Tribunal judiciaire de Saint-Quentin, le 9 février 2026, n°2025F00845

Le tribunal judiciaire de Saint-Quentin, statuant le 9 février 2026, a été saisi d’un litige entre un prestataire de services comptables et plusieurs sociétés clientes. Le prestataire réclamait le paiement d’honoraires impayés et d’une indemnité de rupture anticipée prévue par ses conditions générales. Les sociétés clientes demandaient quant à elles la remise de leurs documents comptables, retenus par le prestataire. Le tribunal a dû examiner la validité de la clause d’indemnité de rupture et le bien-fondé des demandes respectives. Il a finalement débouté les deux parties de l’ensemble de leurs prétentions, en raison d’un défaut de preuve sur le calcul des sommes réclamées.

La sanction d’un défaut de preuve dans la réclamation des créances

Le rejet des demandes du prestataire trouve sa source dans une insuffisance probatoire. Le tribunal a constaté l’absence de détail dans le mode de calcul des sommes réclamées. Il a relevé que le prestataire “n’a apporté aucun détail sur son mode de calcul tant sur les indemnités que sur les honoraires” (Motifs). Cette carence l’a empêché de vérifier le quantum des demandes au regard des lettres de mission. La portée de cette décision est significative. Elle rappelle avec force que l’allégation d’une créance doit être étayée par des éléments précis et vérifiables. Le juge refuse de se substituer aux parties pour combler les lacunes de leur démonstration. La valeur de ce motif réside dans la stricte application des articles 6 et 9 du code de procédure civile. Il incombe à chaque partie de prouver les faits nécessaires au succès de sa prétention, sans que le juge puisse pallier cette obligation.

La confirmation du principe de la rétention des documents comptables

Le tribunal a également statué sur la demande de remise des documents comptables. Il a rejeté la requête des sociétés clientes en se fondant sur un principe établi. Le tribunal a rappelé “qu’il est, de jurisprudence constante, que la rétention des documents établis s’applique” tant que les honoraires ne sont pas payés (Motifs). Ce point consacre une solution traditionnelle en matière de prestations intellectuelles. Le prestataire peut légitimement retenir les documents qu’il a produits tant que sa rémunération n’est pas intégralement versée. La décision précise toutefois les limites de ce droit. Elle relève que l’une des sociétés “ne démontre pas qu’elle réclame les pièces de sa propre comptabilité” (Motifs). Le sens de cette précision est important. Elle suggère que le droit de rétention ne peut s’exercer que sur les documents créés par le prestataire lui-même. La portée de cette affirmation mérite d’être nuancée au cas par cas, selon la nature des pièces retenues.

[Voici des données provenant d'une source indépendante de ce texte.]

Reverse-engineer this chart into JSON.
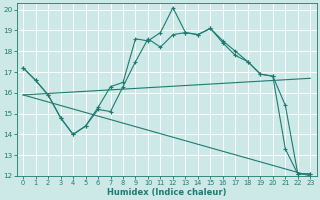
{
  "xlabel": "Humidex (Indice chaleur)",
  "xlim": [
    -0.5,
    23.5
  ],
  "ylim": [
    12,
    20.3
  ],
  "yticks": [
    12,
    13,
    14,
    15,
    16,
    17,
    18,
    19,
    20
  ],
  "xticks": [
    0,
    1,
    2,
    3,
    4,
    5,
    6,
    7,
    8,
    9,
    10,
    11,
    12,
    13,
    14,
    15,
    16,
    17,
    18,
    19,
    20,
    21,
    22,
    23
  ],
  "bg_color": "#cce9e8",
  "grid_color": "#ffffff",
  "line_color": "#1e7b70",
  "lines": [
    {
      "x": [
        0,
        1,
        2,
        3,
        4,
        5,
        6,
        7,
        8,
        9,
        10,
        11,
        12,
        13,
        14,
        15,
        16,
        17,
        18,
        19,
        20,
        21,
        22,
        23
      ],
      "y": [
        17.2,
        16.6,
        15.9,
        14.8,
        14.0,
        14.4,
        15.3,
        16.3,
        16.5,
        18.6,
        18.5,
        18.9,
        20.1,
        18.9,
        18.8,
        19.1,
        18.4,
        17.8,
        17.5,
        16.9,
        16.8,
        13.3,
        12.1,
        12.1
      ],
      "marker": true
    },
    {
      "x": [
        0,
        1,
        2,
        3,
        4,
        5,
        6,
        7,
        8,
        9,
        10,
        11,
        12,
        13,
        14,
        15,
        16,
        17,
        18,
        19,
        20,
        21,
        22,
        23
      ],
      "y": [
        17.2,
        16.6,
        15.9,
        14.8,
        14.0,
        14.4,
        15.2,
        15.1,
        16.3,
        17.5,
        18.6,
        18.2,
        18.8,
        18.9,
        18.8,
        19.1,
        18.5,
        18.0,
        17.5,
        16.9,
        16.8,
        15.4,
        12.1,
        12.1
      ],
      "marker": true
    },
    {
      "x": [
        0,
        23
      ],
      "y": [
        15.9,
        16.7
      ],
      "marker": false
    },
    {
      "x": [
        0,
        23
      ],
      "y": [
        15.9,
        12.0
      ],
      "marker": false
    }
  ]
}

L’absence de contrôle sur le déséquilibre significatif de la clause litigieuse

Bien que soulevé par la défense, le grief tiré de l’article 1171 du code civil n’a pas été examiné au fond. Les sociétés clientes arguaient que la clause d’indemnité de rupture créait un déséquilibre significatif. Elles soutenaient que seuls les prix avaient été négociés, non les conditions générales préimprimées. Le tribunal n’a pas analysé ce moyen, se bornant à un constat d’insuffisance probatoire. Cette absence de contrôle contraste avec d’autres décisions protectrices. Dans une affaire similaire, une cour d’appel a invalidé une clause de résiliation de plein droit. Elle a jugé qu’une clause permettant la résiliation “sans qu’il y ait besoin d’aucune formalité judiciaire” pour un simple défaut de paiement était abusive (Cour d’appel de Grenoble, le 13 mars 2025, n°23/03902). Un autre tribunal a censuré une clause ne tenant pas compte “de l’importance du montant des impayés” (Tribunal judiciaire de Saint-Quentin, le 9 février 2026, n°24/00673). La portée du présent jugement est donc limitée. Il ne valide pas la clause mais refuse simplement de statuer sur son équilibre, faute de preuves sur son application chiffrée.

Source : Cour de cassation – Base Open Data « Judilibre » & « Légifrance ».